Elliott with his ukulele listening and dancing to
Austin Samba

My spiritual and religious home, United Christian Church of Austin. Oh the transitions we’ve had in my church community in the last years! But we’ve weathered it and there continues to be this heartbeat of care, vision, and love, that always persists. Each time I go, I am moved by the words and music I hear, the gifts of Communion I receive, and ways in which its leaders and members seek to incarnate the Christian gospel of inclusion and love in their everyday lives. In particular, my gratitude flows for the ways that our ministers, leaders, and volunteers care for the littles among us; this congregation loved Elliott before he was even born and this love seems to know no end. What gratitude I feel for this family and for the care and dedication to our children.

Elliott painting last Sunday in the Children’s Wing at UCC Austin
(he’s wearing a mask :).
Photo credit: Jack Musselman

Writing Group. These last two years, I experienced being part of a writing group for the first time through my friend and facilitator, Dr. Beth Godbee. Every Friday morning, we gather on Zoom from places across the country to write together. We’re mostly academics of various kinds and most (though not all) identify as women. We work on writing projects of all kinds–academic books, fiction, dissertations, articles, curriculum, blog posts, emails, you name it. I love the dedicated time to write, for sure, but what I’m perhaps most grateful for is the community that I see every Friday morning. Several of us say that in just the first few minutes of being together, even before a word is written, we feel like things are going to be okay, that we can manage (even enjoy) this thing called life, and that we feel, well, better. We sometimes we show up tired, sometimes excited, sometimes overwhelmed. Sometimes–often–we lament systemic injustice local and global. Sometimes we laugh! But we show up when we can, and we support one another, not just in writing, but again, in life (though are they really that distinct?). I am utterly and truly grateful for these writers, who have become friends, confidants, and mentors.
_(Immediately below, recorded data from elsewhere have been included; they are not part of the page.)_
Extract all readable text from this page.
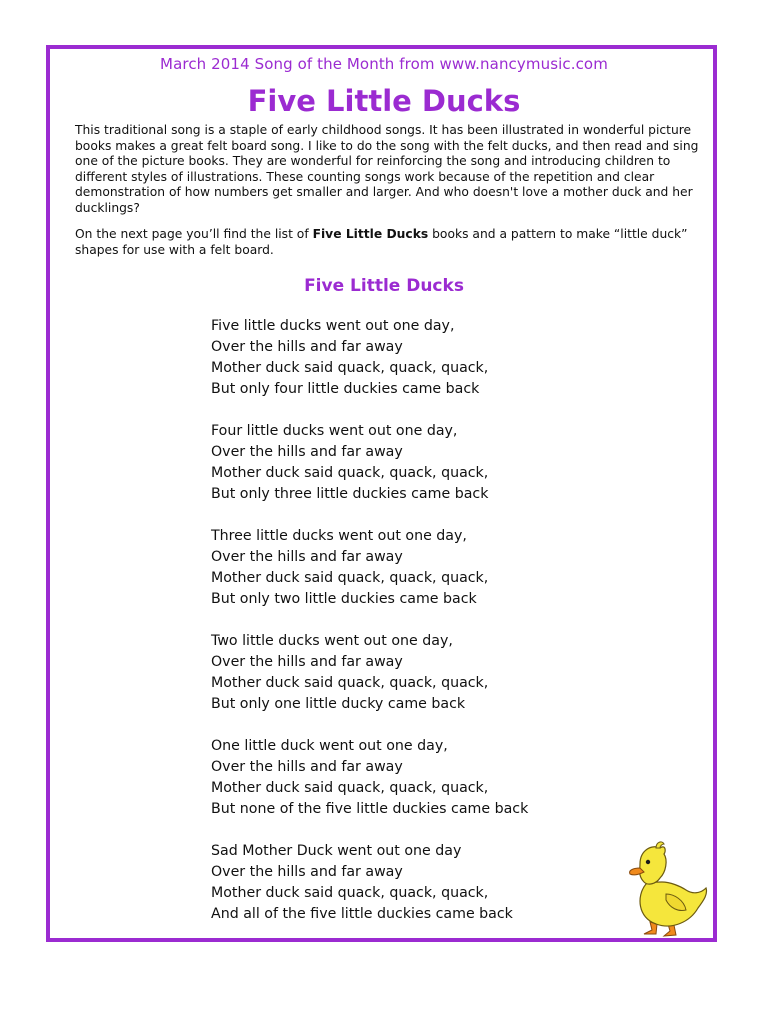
March 2014 Song of the Month from www.nancymusic.com
Five Little Ducks

This traditional song is a staple of early childhood songs. It has been illustrated in wonderful picture books makes a great felt board song. I like to do the song with the felt ducks, and then read and sing one of the picture books. They are wonderful for reinforcing the song and introducing children to different styles of illustrations. These counting songs work because of the repetition and clear demonstration of how numbers get smaller and larger. And who doesn't love a mother duck and her ducklings?

On the next page you’ll find the list of Five Little Ducks books and a pattern to make “little duck” shapes for use with a felt board.

Five Little Ducks
Five little ducks went out one day,
Over the hills and far away
Mother duck said quack, quack, quack,
But only four little duckies came back
Four little ducks went out one day,
Over the hills and far away
Mother duck said quack, quack, quack,
But only three little duckies came back
Three little ducks went out one day,
Over the hills and far away
Mother duck said quack, quack, quack,
But only two little duckies came back
Two little ducks went out one day,
Over the hills and far away
Mother duck said quack, quack, quack,
But only one little ducky came back
One little duck went out one day,
Over the hills and far away
Mother duck said quack, quack, quack,
But none of the five little duckies came back
Sad Mother Duck went out one day
Over the hills and far away
Mother duck said quack, quack, quack,
And all of the five little duckies came back
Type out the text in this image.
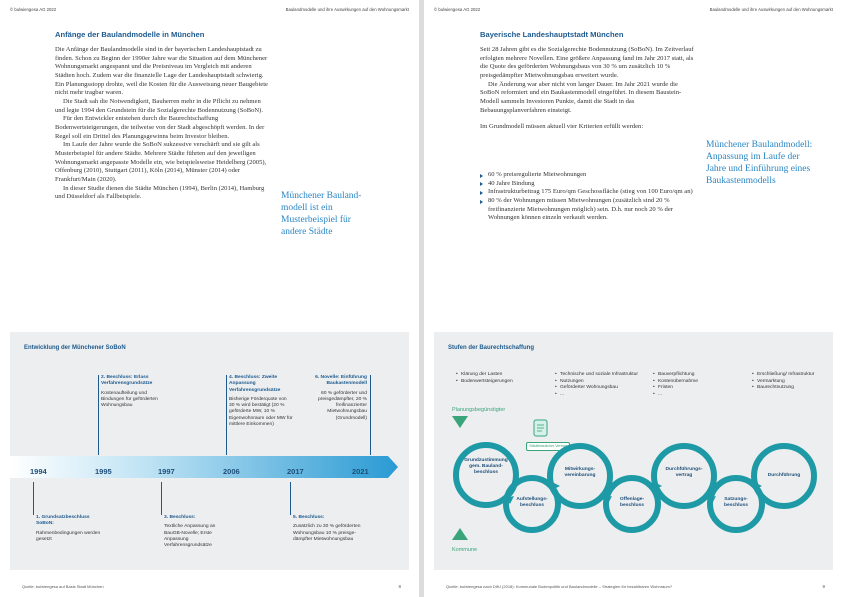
© bulwiengesa AG 2022	Baulandmodelle und ihre Auswirkungen auf den Wohnungsmarkt
Anfänge der Baulandmodelle in München

Die Anfänge der Baulandmodelle sind in der bayerischen Landeshauptstadt zu finden. Schon zu Beginn der 1990er Jahre war die Situation auf dem Münchener Wohnungsmarkt angespannt und die Preisniveau im Vergleich mit anderen Städten hoch. Zudem war die finanzielle Lage der Landeshauptstadt schwierig. Ein Planungsstopp drohte, weil die Kosten für die Ausweisung neuer Baugebiete nicht mehr tragbar waren.

Die Stadt sah die Notwendigkeit, Bauherren mehr in die Pflicht zu nehmen und legte 1994 den Grundstein für die Sozialgerechte Bodennutzung (SoBoN).

Für den Entwickler entstehen durch die Baurechtschaffung Bodenwertsteigerungen, die teilweise von der Stadt abgeschöpft werden. In der Regel soll ein Drittel des Planungsgewinns beim Investor bleiben.

Im Laufe der Jahre wurde die SoBoN sukzessive verschärft und sie gilt als Musterbeispiel für andere Städte. Mehrere Städte führten auf den jeweiligen Wohnungsmarkt angepasste Modelle ein, wie beispielsweise Heidelberg (2005), Offenburg (2010), Stuttgart (2011), Köln (2014), Münster (2014) oder Frankfurt/Main (2020).

In dieser Studie dienen die Städte München (1994), Berlin (2014), Hamburg und Düsseldorf als Fallbeispiele.	Münchener Baulandmodell ist ein Musterbeispiel für andere Städte
Entwicklung der Münchener SoBoN
1994	1995	1997	2006	2017	2021
2. Beschluss: Erlass Verfahrensgrundsätze
Kostenaufteilung und Bindungen für geförderten Wohnungsbau
4. Beschluss: Zweite Anpassung Verfahrensgrundsätze
Bisherige Förderquote von 30 % wird bestätigt (20 % geförderte MW, 10 % Eigenwohnraum oder MW für mittlere Einkommen)
6. Novelle: Einführung Baukastenmodell
60 % geförderter und preisgedämpfter, 20 % freifinanzierter Mietwohnungsbau (Grundmodell)
1. Grundsatzbeschluss SoBoN:
Rahmenbedingungen werden gesetzt
3. Beschluss:
Textliche Anpassung an BauGB-Novelle; Erste Anpassung Verfahrensgrundsätze
5. Beschluss:
Zusätzlich zu 30 % geförderten Wohnungsbau 10 % preisgedämpfter Mietwohnungsbau
Quelle: bulwiengesa auf Basis Stadt München	8
© bulwiengesa AG 2022	Baulandmodelle und ihre Auswirkungen auf den Wohnungsmarkt
Bayerische Landeshauptstadt München

Seit 28 Jahren gibt es die Sozialgerechte Bodennutzung (SoBoN). Im Zeitverlauf erfolgten mehrere Novellen. Eine größere Anpassung fand im Jahr 2017 statt, als die Quote des geförderten Wohnungsbaus von 30 % um zusätzlich 10 % preisgedämpfter Mietwohnungsbau erweitert wurde.

Die Änderung war aber nicht von langer Dauer. Im Jahr 2021 wurde die SoBoN reformiert und ein Baukastenmodell eingeführt. In diesem Baustein-Modell sammeln Investoren Punkte, damit die Stadt in das Bebauungsplanverfahren einsteigt.

Im Grundmodell müssen aktuell vier Kriterien erfüllt werden:

60 % preisregulierte Mietwohnungen
40 Jahre Bindung
Infrastrukturbeitrag 175 Euro/qm Geschossfläche (stieg von 100 Euro/qm an)
80 % der Wohnungen müssen Mietwohnungen (zusätzlich sind 20 % freifinanzierte Mietwohnungen möglich) sein. D.h. nur noch 20 % der Wohnungen können einzeln verkauft werden.
Münchener Baulandmodell: Anpassung im Laufe der Jahre und Einführung eines Baukastenmodells
Stufen der Baurechtschaffung
• Klärung der Lasten
• Bodenwertsteigerungen
• Technische und soziale Infrastruktur
• Nutzungen
• Geförderter Wohnungsbau
• ...
• Bauverpflichtung
• Kostenübernahme
• Fristen
• ...
• Erschließung/ Infrastruktur
• Vermarktung
• Baurechtnutzung
Planungsbegünstigter
Kommune
Städtebaulicher Vertrag
Grundzustimmung gem. Baulandbeschluss
Aufstellungsbeschluss
Mitwirkungsvereinbarung
Offenlagebeschluss
Durchführungsvertrag
Satzungsbeschluss
Durchführung
Quelle: bulwiengesa nach DIfU (2018): Kommunale Bodenpolitik und Baulandmodelle – Strategien für bezahlbaren Wohnraum?	9
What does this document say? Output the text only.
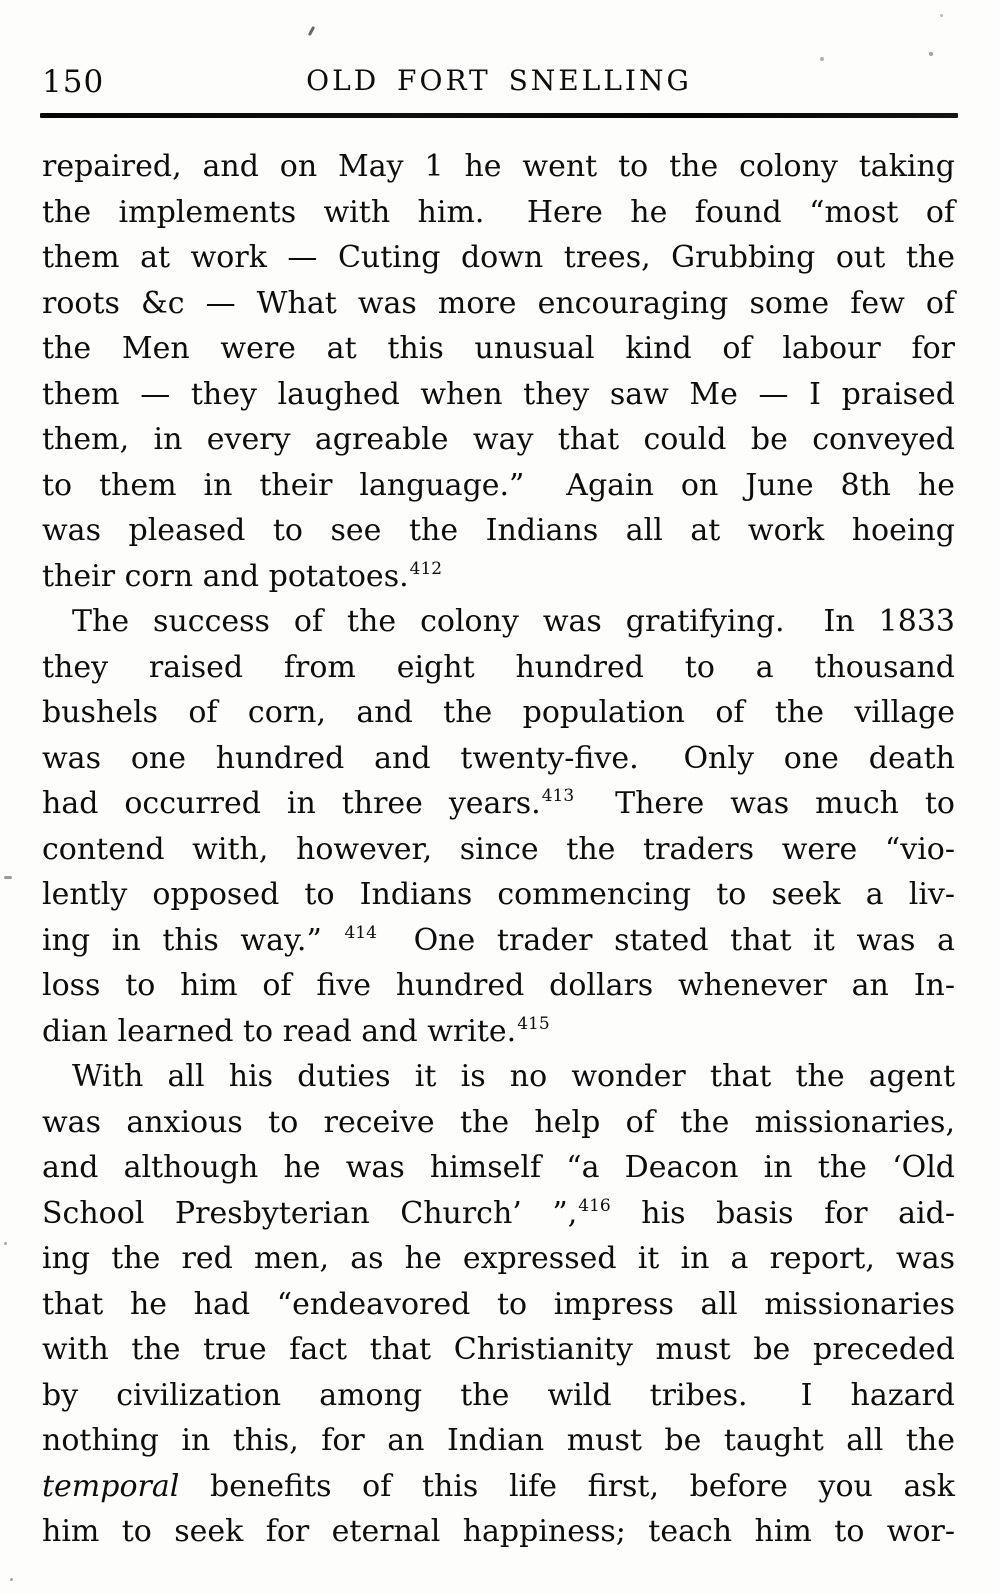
150	OLD FORT SNELLING
repaired, and on May 1 he went to the colony taking
the implements with him.  Here he found “most of
them at work — Cuting down trees, Grubbing out the
roots &c — What was more encouraging some few of
the Men were at this unusual kind of labour for
them — they laughed when they saw Me — I praised
them, in every agreable way that could be conveyed
to them in their language.”  Again on June 8th he
was pleased to see the Indians all at work hoeing
their corn and potatoes.$^{412}$
The success of the colony was gratifying.  In 1833
they raised from eight hundred to a thousand
bushels of corn, and the population of the village
was one hundred and twenty-five.  Only one death
had occurred in three years.$^{413}$  There was much to
contend with, however, since the traders were “vio-
lently opposed to Indians commencing to seek a liv-
ing in this way.” $^{414}$  One trader stated that it was a
loss to him of five hundred dollars whenever an In-
dian learned to read and write.$^{415}$
With all his duties it is no wonder that the agent
was anxious to receive the help of the missionaries,
and although he was himself “a Deacon in the ‘Old
School Presbyterian Church’ ”,$^{416}$ his basis for aid-
ing the red men, as he expressed it in a report, was
that he had “endeavored to impress all missionaries
with the true fact that Christianity must be preceded
by civilization among the wild tribes.  I hazard
nothing in this, for an Indian must be taught all the
temporal benefits of this life first, before you ask
him to seek for eternal happiness; teach him to wor-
Naming gifts runs the risk of excluding those unnamed, and that’s what I’ve done here. No doubt I’ll write about some of those other gifts, too. In the meantime, though, in my time of existential and spiritual tender porousness, I will just offer my deep gratitude for all the other gifts in my life in prayer, meditation, and a depth of feeling which (while imperfect) goes beyond even those ways of communicating.

Thanks be.


Author: Jenny Veninga

I'm a theologian, scholar of religion, and an ordained minister in the United Church of Christ. I love asking the “big questions” about what it means to exist as a human being and learn from others as they do the same. My hope is that these questions can contribute in some way to living in right relationship with each other and practicing just peace near and far. My academic passions include (but are not limited to!): Danish theologian Søren Kierkegaard; queer and feminist theologies; collective memory and trauma; and religious and political issues in Scandinavia and Palestine. I'm currently deepening my sense of how all these areas inform my work as an aspiring spiritual healer. I'm also a parent, a runner, a pug-lover, a thrift-store connoisseur, and a vegan. A Cancer with Sagittarius rising, I love the open road and equally love coming home. I currently live in Austin, Texas, with my partner, toddler, pug, and turtle.